Emotion exists, every living being experiences it. There are good and bad things about it, but if you know yourself and how you feel and know others and how they feel, you can achieve peace, both within yourself and with others. It means that you can recognize the source of emotions and choose not to act on the bad ones- realizing them for what they are and not letting them dominate your actions.
Ignorance is a simple one. In order to learn you have to realize how much you do NOT know and open your mind to the teachings of the world and others. You should be willing to look past what is 'known'—question authority, as it were. Its all very Socratic, to me.
Passion is not a bad thing. It is what drives people to pursue the interests they have. Taken to extremes, it can be very harmful- turning to obsession. But as with emotion, if you understand what drives you and others, you can achieve serenity in your actions and help guide others to a 'healthy balance' in their own lives.

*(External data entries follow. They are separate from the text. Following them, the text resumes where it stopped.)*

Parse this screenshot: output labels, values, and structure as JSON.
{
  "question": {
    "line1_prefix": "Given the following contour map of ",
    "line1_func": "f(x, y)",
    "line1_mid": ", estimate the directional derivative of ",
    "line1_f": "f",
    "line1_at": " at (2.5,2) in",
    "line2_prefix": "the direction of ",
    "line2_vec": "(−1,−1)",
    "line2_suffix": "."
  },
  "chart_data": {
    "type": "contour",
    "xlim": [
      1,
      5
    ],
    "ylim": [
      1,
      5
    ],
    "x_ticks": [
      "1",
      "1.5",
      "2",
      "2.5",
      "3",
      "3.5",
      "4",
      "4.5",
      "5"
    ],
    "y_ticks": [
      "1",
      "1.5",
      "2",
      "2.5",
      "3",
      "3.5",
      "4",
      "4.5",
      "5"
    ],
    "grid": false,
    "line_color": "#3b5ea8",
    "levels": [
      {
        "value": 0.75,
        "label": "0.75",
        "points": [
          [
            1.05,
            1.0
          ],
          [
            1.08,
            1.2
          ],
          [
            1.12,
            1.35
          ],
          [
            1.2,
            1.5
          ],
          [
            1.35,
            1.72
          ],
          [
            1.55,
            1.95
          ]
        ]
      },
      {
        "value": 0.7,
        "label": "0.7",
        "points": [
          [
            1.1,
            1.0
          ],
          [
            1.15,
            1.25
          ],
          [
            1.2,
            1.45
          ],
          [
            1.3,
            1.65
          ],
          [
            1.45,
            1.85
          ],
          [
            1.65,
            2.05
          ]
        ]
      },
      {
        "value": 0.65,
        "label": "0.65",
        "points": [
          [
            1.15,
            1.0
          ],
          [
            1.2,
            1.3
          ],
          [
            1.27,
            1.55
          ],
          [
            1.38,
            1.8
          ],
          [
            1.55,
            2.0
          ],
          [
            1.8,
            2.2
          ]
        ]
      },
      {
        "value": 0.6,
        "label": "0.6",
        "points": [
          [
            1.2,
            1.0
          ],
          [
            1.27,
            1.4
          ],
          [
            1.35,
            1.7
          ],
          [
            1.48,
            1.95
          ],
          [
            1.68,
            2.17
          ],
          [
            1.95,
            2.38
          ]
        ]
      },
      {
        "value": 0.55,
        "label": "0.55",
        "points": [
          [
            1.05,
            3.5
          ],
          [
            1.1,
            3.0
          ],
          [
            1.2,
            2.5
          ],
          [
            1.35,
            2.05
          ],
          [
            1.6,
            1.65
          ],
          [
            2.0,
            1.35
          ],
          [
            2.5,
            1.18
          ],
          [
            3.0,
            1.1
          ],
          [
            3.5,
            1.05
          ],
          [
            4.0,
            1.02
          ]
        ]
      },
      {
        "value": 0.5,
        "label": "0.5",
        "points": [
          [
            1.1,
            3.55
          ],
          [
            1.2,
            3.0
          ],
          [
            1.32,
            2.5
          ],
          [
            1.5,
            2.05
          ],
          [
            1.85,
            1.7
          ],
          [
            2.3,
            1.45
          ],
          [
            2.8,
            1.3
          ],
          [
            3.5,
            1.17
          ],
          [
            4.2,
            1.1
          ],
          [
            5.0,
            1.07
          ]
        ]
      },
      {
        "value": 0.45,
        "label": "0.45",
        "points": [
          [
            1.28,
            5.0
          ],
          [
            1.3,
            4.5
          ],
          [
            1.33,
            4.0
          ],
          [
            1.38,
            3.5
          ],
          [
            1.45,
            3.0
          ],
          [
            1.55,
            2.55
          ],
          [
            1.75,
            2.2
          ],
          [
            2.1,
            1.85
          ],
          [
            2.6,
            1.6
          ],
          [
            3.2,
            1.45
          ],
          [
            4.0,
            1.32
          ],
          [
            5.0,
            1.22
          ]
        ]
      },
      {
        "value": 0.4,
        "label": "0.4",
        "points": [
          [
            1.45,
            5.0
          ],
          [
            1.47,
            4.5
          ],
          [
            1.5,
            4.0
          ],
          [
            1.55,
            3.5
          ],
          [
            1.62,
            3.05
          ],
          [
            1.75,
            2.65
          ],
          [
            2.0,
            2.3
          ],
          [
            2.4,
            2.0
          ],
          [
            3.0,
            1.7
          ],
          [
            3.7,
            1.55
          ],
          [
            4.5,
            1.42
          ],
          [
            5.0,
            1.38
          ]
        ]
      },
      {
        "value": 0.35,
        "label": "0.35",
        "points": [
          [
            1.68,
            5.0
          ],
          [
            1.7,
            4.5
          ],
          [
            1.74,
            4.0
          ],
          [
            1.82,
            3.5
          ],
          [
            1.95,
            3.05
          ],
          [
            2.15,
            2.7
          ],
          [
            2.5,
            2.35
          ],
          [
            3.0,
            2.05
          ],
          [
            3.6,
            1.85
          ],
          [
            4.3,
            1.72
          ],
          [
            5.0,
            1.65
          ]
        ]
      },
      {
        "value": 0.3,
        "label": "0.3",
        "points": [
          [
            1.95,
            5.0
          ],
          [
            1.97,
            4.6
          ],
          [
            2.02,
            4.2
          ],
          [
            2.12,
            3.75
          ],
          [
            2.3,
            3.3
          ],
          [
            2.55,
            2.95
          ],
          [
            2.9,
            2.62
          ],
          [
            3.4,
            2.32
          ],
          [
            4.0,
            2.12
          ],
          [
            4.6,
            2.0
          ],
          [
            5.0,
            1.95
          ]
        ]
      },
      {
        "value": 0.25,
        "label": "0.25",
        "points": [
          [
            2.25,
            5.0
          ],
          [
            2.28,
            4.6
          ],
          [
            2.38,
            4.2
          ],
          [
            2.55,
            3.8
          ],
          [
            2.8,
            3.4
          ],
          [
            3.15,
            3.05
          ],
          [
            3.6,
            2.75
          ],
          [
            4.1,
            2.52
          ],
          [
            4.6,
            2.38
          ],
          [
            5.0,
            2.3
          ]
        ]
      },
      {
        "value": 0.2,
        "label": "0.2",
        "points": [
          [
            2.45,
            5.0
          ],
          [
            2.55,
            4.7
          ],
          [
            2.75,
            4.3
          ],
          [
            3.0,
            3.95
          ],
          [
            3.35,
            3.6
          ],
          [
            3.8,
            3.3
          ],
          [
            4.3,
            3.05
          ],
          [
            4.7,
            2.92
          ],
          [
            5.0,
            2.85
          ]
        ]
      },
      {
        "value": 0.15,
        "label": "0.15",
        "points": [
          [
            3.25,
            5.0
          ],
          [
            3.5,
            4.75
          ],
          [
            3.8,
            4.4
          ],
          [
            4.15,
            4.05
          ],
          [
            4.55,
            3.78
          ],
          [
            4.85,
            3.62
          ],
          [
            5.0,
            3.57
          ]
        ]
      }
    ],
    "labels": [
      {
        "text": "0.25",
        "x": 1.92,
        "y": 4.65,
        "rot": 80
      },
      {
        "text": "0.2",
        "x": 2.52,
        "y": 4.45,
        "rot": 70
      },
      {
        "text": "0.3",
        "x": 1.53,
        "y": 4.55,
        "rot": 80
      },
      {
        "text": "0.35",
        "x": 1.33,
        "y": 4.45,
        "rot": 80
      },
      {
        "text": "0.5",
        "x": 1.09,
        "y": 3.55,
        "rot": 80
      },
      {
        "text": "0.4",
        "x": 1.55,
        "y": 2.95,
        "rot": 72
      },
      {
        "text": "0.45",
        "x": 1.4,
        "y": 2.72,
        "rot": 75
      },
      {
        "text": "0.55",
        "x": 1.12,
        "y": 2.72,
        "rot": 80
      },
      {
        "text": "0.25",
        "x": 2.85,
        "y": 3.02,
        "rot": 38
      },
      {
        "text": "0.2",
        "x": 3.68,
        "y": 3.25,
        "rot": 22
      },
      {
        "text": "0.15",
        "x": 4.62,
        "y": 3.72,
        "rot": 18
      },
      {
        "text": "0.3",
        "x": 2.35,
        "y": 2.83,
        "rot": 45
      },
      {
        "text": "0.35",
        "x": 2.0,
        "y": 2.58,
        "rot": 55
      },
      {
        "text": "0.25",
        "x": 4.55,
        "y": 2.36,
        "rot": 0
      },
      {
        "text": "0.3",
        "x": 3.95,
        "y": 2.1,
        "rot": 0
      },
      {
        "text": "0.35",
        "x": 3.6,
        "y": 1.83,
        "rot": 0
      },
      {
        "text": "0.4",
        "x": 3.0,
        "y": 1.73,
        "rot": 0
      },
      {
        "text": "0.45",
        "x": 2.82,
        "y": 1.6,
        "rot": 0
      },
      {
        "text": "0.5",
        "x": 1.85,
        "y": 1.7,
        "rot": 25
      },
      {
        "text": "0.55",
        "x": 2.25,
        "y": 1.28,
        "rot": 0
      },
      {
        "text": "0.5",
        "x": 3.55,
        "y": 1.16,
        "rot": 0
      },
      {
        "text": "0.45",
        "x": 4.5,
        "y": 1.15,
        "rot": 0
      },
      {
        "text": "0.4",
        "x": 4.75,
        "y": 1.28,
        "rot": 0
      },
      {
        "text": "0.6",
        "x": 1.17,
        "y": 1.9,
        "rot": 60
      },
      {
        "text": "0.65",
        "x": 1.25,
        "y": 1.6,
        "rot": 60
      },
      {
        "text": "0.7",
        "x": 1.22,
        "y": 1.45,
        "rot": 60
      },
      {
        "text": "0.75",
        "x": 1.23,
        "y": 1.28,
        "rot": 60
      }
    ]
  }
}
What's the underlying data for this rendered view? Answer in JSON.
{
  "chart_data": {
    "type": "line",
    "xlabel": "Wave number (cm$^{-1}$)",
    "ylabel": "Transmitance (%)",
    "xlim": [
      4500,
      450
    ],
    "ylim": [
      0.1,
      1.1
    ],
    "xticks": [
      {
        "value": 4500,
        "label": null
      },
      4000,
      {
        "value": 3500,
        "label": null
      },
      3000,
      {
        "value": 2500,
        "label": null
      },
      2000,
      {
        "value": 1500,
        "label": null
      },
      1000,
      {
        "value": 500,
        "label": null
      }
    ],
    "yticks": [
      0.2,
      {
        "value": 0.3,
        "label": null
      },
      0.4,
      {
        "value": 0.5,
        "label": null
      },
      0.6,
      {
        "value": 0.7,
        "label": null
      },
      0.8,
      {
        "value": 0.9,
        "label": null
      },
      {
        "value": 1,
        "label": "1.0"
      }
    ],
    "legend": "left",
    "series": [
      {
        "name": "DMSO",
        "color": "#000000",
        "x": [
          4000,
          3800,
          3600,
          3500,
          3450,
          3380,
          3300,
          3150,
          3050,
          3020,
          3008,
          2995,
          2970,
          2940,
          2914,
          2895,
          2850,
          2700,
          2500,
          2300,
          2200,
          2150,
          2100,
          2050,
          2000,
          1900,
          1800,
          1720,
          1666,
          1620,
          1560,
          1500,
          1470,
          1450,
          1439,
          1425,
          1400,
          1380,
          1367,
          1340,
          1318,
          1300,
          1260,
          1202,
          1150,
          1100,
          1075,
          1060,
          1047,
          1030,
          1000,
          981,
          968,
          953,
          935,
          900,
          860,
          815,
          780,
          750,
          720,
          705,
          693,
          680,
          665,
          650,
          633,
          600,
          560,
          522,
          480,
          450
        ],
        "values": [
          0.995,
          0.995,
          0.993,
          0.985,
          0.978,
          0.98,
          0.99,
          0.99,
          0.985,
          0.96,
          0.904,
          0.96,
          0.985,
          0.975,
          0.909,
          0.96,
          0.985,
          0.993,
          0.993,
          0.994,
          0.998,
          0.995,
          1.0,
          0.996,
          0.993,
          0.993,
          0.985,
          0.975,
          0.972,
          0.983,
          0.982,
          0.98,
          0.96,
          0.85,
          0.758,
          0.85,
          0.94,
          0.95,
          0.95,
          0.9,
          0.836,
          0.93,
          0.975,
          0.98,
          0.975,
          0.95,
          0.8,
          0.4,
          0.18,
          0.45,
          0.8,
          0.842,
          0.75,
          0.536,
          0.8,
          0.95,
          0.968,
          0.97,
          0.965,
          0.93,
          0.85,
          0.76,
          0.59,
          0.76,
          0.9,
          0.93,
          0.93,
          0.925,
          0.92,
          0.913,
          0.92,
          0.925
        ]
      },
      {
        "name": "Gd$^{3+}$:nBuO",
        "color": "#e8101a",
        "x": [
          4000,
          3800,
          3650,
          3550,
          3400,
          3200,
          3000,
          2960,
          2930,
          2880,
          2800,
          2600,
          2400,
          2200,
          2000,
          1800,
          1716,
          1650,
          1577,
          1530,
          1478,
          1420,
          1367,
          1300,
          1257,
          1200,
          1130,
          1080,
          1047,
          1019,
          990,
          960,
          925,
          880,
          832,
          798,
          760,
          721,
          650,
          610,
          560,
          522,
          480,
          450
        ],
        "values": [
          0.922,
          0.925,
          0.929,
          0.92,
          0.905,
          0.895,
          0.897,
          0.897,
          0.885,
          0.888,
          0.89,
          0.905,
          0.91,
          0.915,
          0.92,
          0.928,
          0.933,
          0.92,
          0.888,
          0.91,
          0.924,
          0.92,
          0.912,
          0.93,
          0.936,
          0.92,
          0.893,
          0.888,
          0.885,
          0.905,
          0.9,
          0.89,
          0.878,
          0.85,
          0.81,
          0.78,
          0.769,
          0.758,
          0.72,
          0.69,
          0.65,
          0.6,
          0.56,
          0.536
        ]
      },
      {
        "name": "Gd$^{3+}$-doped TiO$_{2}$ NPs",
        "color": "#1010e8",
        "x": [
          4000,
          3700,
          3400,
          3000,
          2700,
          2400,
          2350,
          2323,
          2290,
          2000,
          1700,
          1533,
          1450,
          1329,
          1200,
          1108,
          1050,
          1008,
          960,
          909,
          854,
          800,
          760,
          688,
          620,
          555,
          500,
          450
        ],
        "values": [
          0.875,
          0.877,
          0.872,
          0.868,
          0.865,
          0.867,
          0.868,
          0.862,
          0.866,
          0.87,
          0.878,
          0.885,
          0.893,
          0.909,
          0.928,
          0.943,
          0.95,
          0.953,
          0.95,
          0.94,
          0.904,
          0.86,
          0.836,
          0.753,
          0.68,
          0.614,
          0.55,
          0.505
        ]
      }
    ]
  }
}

Chaos is a bit metaphysical, I believe. I'd say that part of it has to do with change. Nothing in the universe remains static. But change in and of itself is a 'constant', and one that must be accepted. People should change with their times, constantly striving towards a 'harmony' with their world, even as it becomes 'alien' to them. I also think this may speak about the much larger issue of a 'master plan' behind the seeming chaos of life. The fact that there are cycles and patterns to things that may at first seem completely random. I could also wrap up the whole issue of 'fate' into this, unseen forces working behind the scenes to bring people into certain places at certain times.
Death. This one is pretty self explanatory to. Physical life ends. But there is a world beyond. The spirit continues within the Force.
Overall, this earlier phrasing of the code seemed to suggest a Jedi Order that was much more a part of the Galaxy in which it existed. And in my campaign, this is the tact that the 'reborn' Jedi Order is taking. They aren't detached. They have friends, families and 'normal' lives. I can't think of a better way to keep someone 'grounded' than to have all these connections and 'reasons' to do their job. High-minded ideals are great and all, but without anything real to support them, they're just words.
Again, this is just my take on the whole thing, but I like to think it makes sense. Before I go, I want to talk about the Expanded Universe addendum to this code, supposedly initiated by Luke Skywalker in the New Jedi Order novels:
Jedi are the guardians of peace in the galaxy.
Jedi use their powers to defend and to protect.
Jedi respect all life, in any form.
Jedi serve others rather than ruling over them, for the good of the galaxy.
Jedi seek to improve themselves through knowledge and training.
For once, the EU seems to have given me something I don't hate. All of these statements are pretty much along the lines I can see the Jedi taking. They aren't particularly original, however, since they're pretty much the same things folks said in the prequels, but still, its not bad to reiterate a mandate.
Oh, and P.S. It may first seem hypocritical for Luke to say the "ruling over them" clause, since his sister was Chancellor of the New Republic, but in a democratic government (or a well functioning one, at least), elected officials are SERVANTS of the people, not masters.